DataLad extension package for the "tabby" dataset metadata specification

Other

1 stars 5 forks source link

Guess encoding if default does not work #114

Closed mslw closed 11 months ago

mslw commented 11 months ago

If reading a tsv file with default encoding fails, roll out a cannon (charset-normalizer) and try to guess the encoding to use.

By default, Path.open() uses locale.getencoding() when reading a file (which means that we implicitly use utf-8, at least on linux). This would fail when reading files with non-ascii characters prepared (with not-uncommon settings) on Windows. There is no perfect way to learn the encoding from a plain text file, but existing tools seem to do a good job.

This PR refactors tabby loader (introducing _parse_tsv_[single, many]) functions that take an optional encoding argument), which allow us to use guessed encoding (but only after the default fails). Closes #112

mslw commented 11 months ago

Updated the try/except, agree that it looks cleaner.

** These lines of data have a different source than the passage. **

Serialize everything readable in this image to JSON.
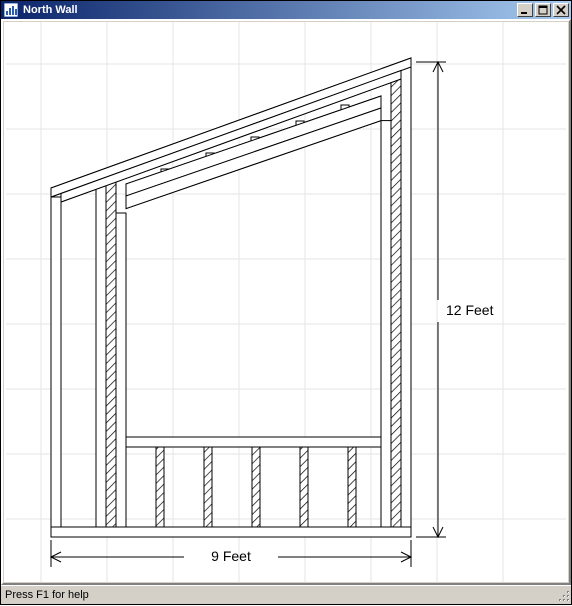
{
  "window": {
    "title": "North Wall",
    "icon_name": "barchart-icon"
  },
  "titlebar_buttons": {
    "minimize_tip": "Minimize",
    "maximize_tip": "Maximize",
    "close_tip": "Close"
  },
  "statusbar": {
    "help_text": "Press F1 for help"
  },
  "diagram": {
    "width_label": "9 Feet",
    "height_label": "12 Feet",
    "colors": {
      "grid": "#e5e5e5",
      "ink": "#000000",
      "bg": "#ffffff"
    },
    "wall": {
      "width_ft": 9,
      "height_right_ft": 12,
      "height_left_ft_approx": 9,
      "opening": "large central rough opening with header and sill, cripple studs above and below",
      "stud_pattern": "king/jack studs at opening edges plus end studs; sloped double top plate, single bottom plate"
    }
  }
}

Unfortunately, I just got reminder that a guess is only a guess, and dataset authors table is hard, as there may be only one non-ascii character per entire file. Out of 2 files I had (both with German encoding), I got one misclassified and an (intended) "ü" misread. Maybe what I need is a manual specification (or cp1250/1252 as second priority)...

mslw commented 11 months ago

I've added the possibility to specify encoding as an argument to load_tabby. However, building on top of previously proposed logic, this led to "if encoding given, use it; else try default then guess", and the code seems fairly ugly to me.

Given my 50/50 success with guessing on the two files that prompted the PR (which I suppose was because there were too few non-ascii characters for a good guess), I now think that an explicit declaration is more useful than guessing, so I think I'll close this PR and propose a new one with just the encoding argument added.